Ik ben mijn loopbaan begonnen als jongste bediende op een catalogusafdeling. Het was mijn taak om de kaartjes van nieuwe boeken op de juiste plaats in de bakken te steken en de sporen van inmiddels afgeschreven boeken te wissen. Dat was iedere week weer een heel werk.
In de tijd dat ik daar werkte, deed de automatisering haar intrede. Daardoor kon het gebeuren dat ik weleens een hele middag in de kelder doorbracht omdat de senior-catalogusbeambte ontdekt had dat er een streepjescode op een verkeerd boek terecht gekomen was. Naar zo’n boek – het kon elk boek in het duizenden boeken tellende magazijn zijn – mocht ik op kosten van de baas uren zoeken.

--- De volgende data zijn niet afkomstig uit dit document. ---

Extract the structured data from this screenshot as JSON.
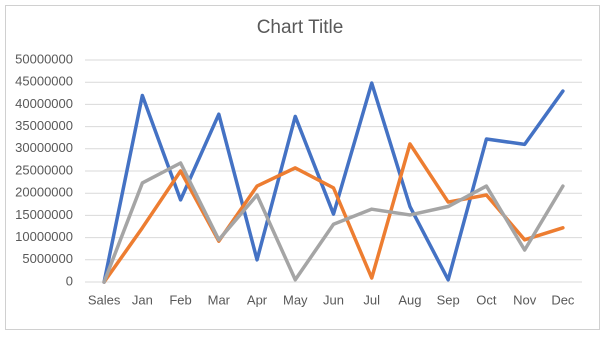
{
  "chart_data": {
    "type": "line",
    "title": "Chart Title",
    "categories": [
      "Sales",
      "Jan",
      "Feb",
      "Mar",
      "Apr",
      "May",
      "Jun",
      "Jul",
      "Aug",
      "Sep",
      "Oct",
      "Nov",
      "Dec"
    ],
    "series": [
      {
        "color": "#4472c4",
        "values": [
          0,
          42000000,
          18500000,
          37800000,
          5000000,
          37300000,
          15300000,
          44800000,
          17000000,
          500000,
          32200000,
          31000000,
          43000000
        ]
      },
      {
        "color": "#ed7d31",
        "values": [
          0,
          12200000,
          25000000,
          9200000,
          21600000,
          25700000,
          21200000,
          900000,
          31100000,
          18000000,
          19600000,
          9500000,
          12200000
        ]
      },
      {
        "color": "#a5a5a5",
        "values": [
          0,
          22300000,
          26800000,
          9500000,
          19600000,
          500000,
          13000000,
          16400000,
          15100000,
          17000000,
          21600000,
          7200000,
          21600000
        ]
      }
    ],
    "ylim": [
      0,
      50000000
    ],
    "yticks": [
      0,
      5000000,
      10000000,
      15000000,
      20000000,
      25000000,
      30000000,
      35000000,
      40000000,
      45000000,
      50000000
    ],
    "grid": true
  }
}
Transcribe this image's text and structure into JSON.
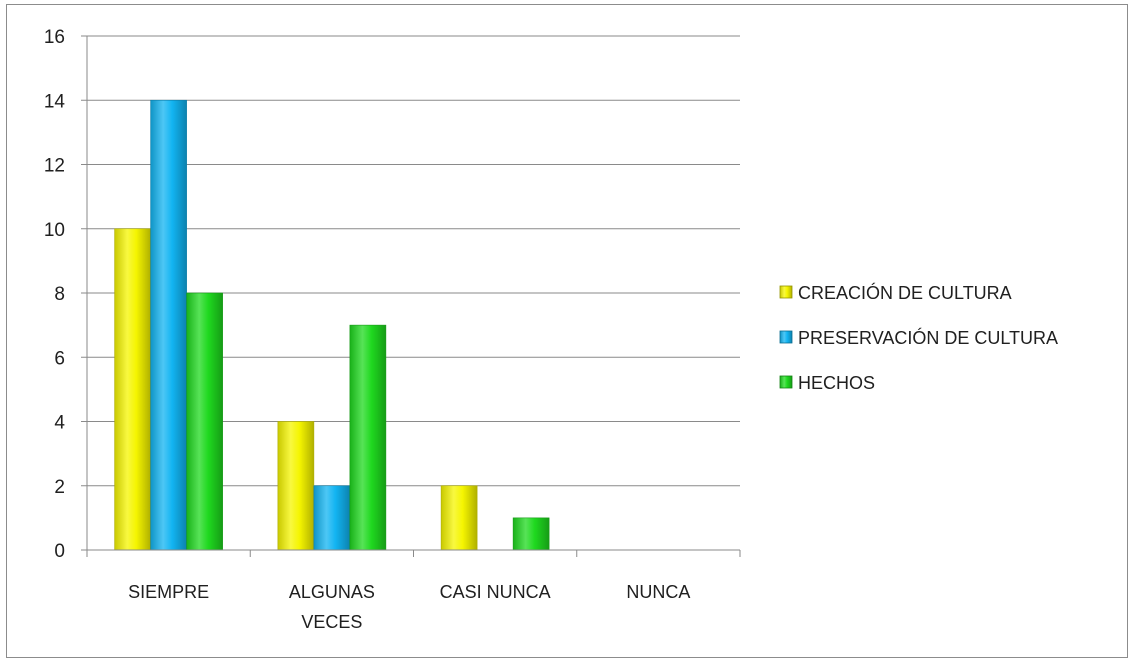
{
  "colors": {
    "creacion": "#f5f500",
    "preservacion": "#12b4f2",
    "hechos": "#1fd91f",
    "grid": "#8a8a8a",
    "axis": "#8a8a8a",
    "text": "#202020"
  },
  "chart_data": {
    "type": "bar",
    "title": "",
    "xlabel": "",
    "ylabel": "",
    "ylim": [
      0,
      16
    ],
    "yticks": [
      "0",
      "2",
      "4",
      "6",
      "8",
      "10",
      "12",
      "14",
      "16"
    ],
    "categories": [
      "SIEMPRE",
      "ALGUNAS VECES",
      "CASI NUNCA",
      "NUNCA"
    ],
    "category_labels": [
      [
        "SIEMPRE"
      ],
      [
        "ALGUNAS",
        "VECES"
      ],
      [
        "CASI NUNCA"
      ],
      [
        "NUNCA"
      ]
    ],
    "series": [
      {
        "name": "CREACIÓN DE CULTURA",
        "color_key": "creacion",
        "values": [
          10,
          4,
          2,
          0
        ]
      },
      {
        "name": "PRESERVACIÓN DE CULTURA",
        "color_key": "preservacion",
        "values": [
          14,
          2,
          0,
          0
        ]
      },
      {
        "name": "HECHOS",
        "color_key": "hechos",
        "values": [
          8,
          7,
          1,
          0
        ]
      }
    ],
    "legend": {
      "placement": "right"
    },
    "grid": true
  }
}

In die kelder lagen ook de afgeschreven boeken. Een uitkomst voor wie nog niet zo heel veel geld te besteden had. In de maanden dat ik jongste bediende was, ontfermde ik me over menig meesterwerk. (Later toen ik me wel boeken kon veroorloven, belandden die boeken alsnog bij het oud papier: ik schaamde me voor hen en durfde ze niet naast nieuw in de kast te zetten.)
Rudy Kousbroek was in mijn bibliotheek van afgeschreven boeken goed vertegenwoordigd. Zijn Anathema’s had ik allemaal, maar ook daar deed ik uiteindelijk uit ijdele overwegingen afstand van.
Hoewel ik van de Anathema’s gehoord had, zou ik ze nooit gekocht hebben als ik er niet eerst in afgeschreven staat kennis mee gemaakt zou hebben. (Wie durft er nog te beweren dat de verkoop van boeken stagneert door het bestaan van bibliotheken) en zonder de Anathema’s (het zijn er nu meer dan toen) zou ik nooit op De aaibaarheidsfactor, Het Oost-Indisch kampsyndroom en de vertaling Stijloefeningen van Raymond Queneau gekomen zijn.
En ook niet op de fotosyntheses – Opgespoorde wonderen (2003), Verborgen verwantschappen (2005) en Het raadsel der herkenning (2007) die samen Opgespoorde wonderen: de fotosyntheses verzameld vormen.
Rudy Kousbroek kon heel erg goed naar foto’s kijken. Rudy Kousbroek keek niet zoals Hans Aarsman dat doet. Het ging Rudy Kousbroek niet om dat ene detail dat een foto van betekenis kan doen veranderen. Het ging hem om het verhaal dat een foto uitlokt. Dat verhaal ving hij vervolgens in een titel.
Als ik bladerend op de bank zit, heb ik aan die titel bij die foto eigenlijk al genoeg. Daarmee weet Rudy Kousbroek mijn fantasie voldoende te prikkelen. Er ontstaat spontaan een verhaal.
Als mijn verbeelding uitgesproken is en ik aan het verhaal dat Rudy Kousbroek bij een foto ‘verzonnen’ heeft begin, blijkt achter die titel die de lading van het plaatje volledig dekt een onverwacht verhaal schuil te gaan. Een verhaal dat nog steeds alles met de foto en de titel te maken heeft, maar dat niet per se voor de hand ligt.
Bovendien maakte Rudy Kousbroek hoewel hij helemaal niet zoveel woorden mocht gebruiken omtrekkende bewegingen en sloeg hij zomaar zijwegen in. Maar een verhaal kwam bij Rudy Kousbroek altijd weer op zijn pootjes terecht.
Aan mijn baantje als jongste bediende op die catalogusafdeling dank ik de anathema’s. De anathema’s en de fotosytheses hebben Rudy Kousbroek gemeen. Zijn liefdes, zijn kijken, zijn proberend schrijven, zijn taal. Zij zijn onmiskenbaar familie.